Генералы провели совещание по-военному быстро. На долгие разговоры времени не было. О главном не говорили. О главном думали. Каждый про себя. При всей своей ошеломляющей неожиданности появление изделия «ФЗУД» в гробу было предсказано генералом Голубковым в ту штормовую ночь, когда мы с ним любовались панорамой таллинского порта. Это и был тот самый очень сильный и абсолютно надежный ход, который изменит русло истории, как направленный взрыв изменяет русло реки. Кто сделал этот ход? Ответа на этот вопрос не было. Был только сам вопрос. Он присутствовал в атмосфере кабинета, как дым от сигарет «Ява», которые смолил генерал Голубков, обсуждая с Кейтом планы на завтра.
Кейту предстояло дать новые директивы своим офицерам. Все мобильные группы «Эста» должны быть срочно переброшены в Таллин, ночью им предстояло провести аресты по спискам, обнаруженным в сейфе Янсена, а утром сосредоточиться в местах возможных столкновений антифашистских пикетов с патриотической общественностью Таллина и предотвратить провокации.
Еще из госпиталя Кейт связался с главным военным прокурором, приказал задержать начальника службы безопасности Национально-патриотического союза по подозрению в причастности к убийству двух эстонских солдат и доставить его на гарнизонную губу. Он мог знать об изделии «ФЗУД». К концу совещания Кейту доложили, что его приказ выполнен. Он решил немедленно допросить задержанного. Я попросил разрешения присутствовать при допросе. Кейт энергично воспротивился. Это было против всех правил. Генерал Голубков поддержал мою просьбу. Кейт в конце концов уступил, так как один черт все происходящее не укладывалось ни в какие правила.
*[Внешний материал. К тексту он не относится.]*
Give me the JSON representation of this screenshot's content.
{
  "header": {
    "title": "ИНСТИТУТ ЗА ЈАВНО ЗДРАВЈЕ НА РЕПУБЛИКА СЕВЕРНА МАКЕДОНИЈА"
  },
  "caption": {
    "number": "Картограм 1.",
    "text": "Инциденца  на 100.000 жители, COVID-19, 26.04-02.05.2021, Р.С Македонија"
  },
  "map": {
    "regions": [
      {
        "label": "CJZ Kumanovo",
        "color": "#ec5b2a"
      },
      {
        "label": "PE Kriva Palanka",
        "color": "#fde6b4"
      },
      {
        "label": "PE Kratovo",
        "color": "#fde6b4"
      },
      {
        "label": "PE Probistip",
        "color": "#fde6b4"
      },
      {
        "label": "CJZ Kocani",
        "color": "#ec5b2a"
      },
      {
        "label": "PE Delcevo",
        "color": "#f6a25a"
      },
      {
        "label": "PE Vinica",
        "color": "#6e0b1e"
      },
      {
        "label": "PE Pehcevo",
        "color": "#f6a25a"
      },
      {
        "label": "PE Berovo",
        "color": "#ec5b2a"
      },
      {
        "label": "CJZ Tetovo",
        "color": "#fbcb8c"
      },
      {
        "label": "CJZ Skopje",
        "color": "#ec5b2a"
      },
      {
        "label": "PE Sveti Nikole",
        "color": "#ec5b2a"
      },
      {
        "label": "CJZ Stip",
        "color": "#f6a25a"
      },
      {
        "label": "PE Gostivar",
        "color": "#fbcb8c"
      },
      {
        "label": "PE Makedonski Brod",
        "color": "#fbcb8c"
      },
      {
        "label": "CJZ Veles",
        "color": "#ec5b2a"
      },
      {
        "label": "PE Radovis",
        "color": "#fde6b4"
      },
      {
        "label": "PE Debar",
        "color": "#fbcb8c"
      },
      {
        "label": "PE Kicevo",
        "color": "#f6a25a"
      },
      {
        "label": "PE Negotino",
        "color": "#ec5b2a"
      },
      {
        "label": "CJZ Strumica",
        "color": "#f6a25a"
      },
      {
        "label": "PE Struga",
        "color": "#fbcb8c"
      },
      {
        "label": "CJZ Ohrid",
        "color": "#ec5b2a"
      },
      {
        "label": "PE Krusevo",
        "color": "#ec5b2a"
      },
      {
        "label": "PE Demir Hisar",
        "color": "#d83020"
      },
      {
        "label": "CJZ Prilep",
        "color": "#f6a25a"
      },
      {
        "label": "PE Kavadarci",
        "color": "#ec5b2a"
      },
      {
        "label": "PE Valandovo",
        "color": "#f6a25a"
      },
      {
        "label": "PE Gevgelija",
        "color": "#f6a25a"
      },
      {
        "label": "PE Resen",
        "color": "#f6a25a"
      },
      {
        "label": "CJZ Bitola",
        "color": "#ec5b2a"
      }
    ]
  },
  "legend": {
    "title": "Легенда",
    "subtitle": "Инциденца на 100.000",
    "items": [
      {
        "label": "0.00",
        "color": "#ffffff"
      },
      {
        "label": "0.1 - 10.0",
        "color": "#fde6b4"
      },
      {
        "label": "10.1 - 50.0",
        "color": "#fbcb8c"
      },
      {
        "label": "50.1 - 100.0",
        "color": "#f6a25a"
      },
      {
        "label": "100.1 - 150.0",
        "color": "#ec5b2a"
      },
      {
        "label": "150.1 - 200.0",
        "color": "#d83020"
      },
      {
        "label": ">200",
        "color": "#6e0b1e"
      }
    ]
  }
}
Допрос, проведенный генерал-лейтенантом, не дал ничего. Начальник службы безопасности твердил, что ни о каких взрывных устройствах он ничего не знает. И держался при этом очень нагло, чувствуя себя защищенным законами демократической Эстонии. Возможно, поэтому Кейт разрешил мне недолго поговорить с ним наедине.
Я говорил с ним тридцать минут. В начале разговора он обмочился, а к концу у него расстроился желудок. Он был со мной откровенным. Рассказал много интересного. В частности, для чего нужны были показания Боцмана о том, что все мы прибыли в Эстонию с заданием провести крупномасштабный террористический акт. Потому что нас самих после этого акта допросить будет нельзя, мертвые безгласны.
В этом признании содержался намек на фугас. Но о самом фугасе он ничего не знал. И когда я говорю «не знал», это и значит не знал. Но зато он знал нечто такое, от чего генерал Голубков, когда я ему об этом доложил, вжал голову в плечи и начал ожесточенно чесать репу. Эта информация касалась деятельности эстонской агентуры в расположении 76-й Псковской воздушно-десантной дивизии.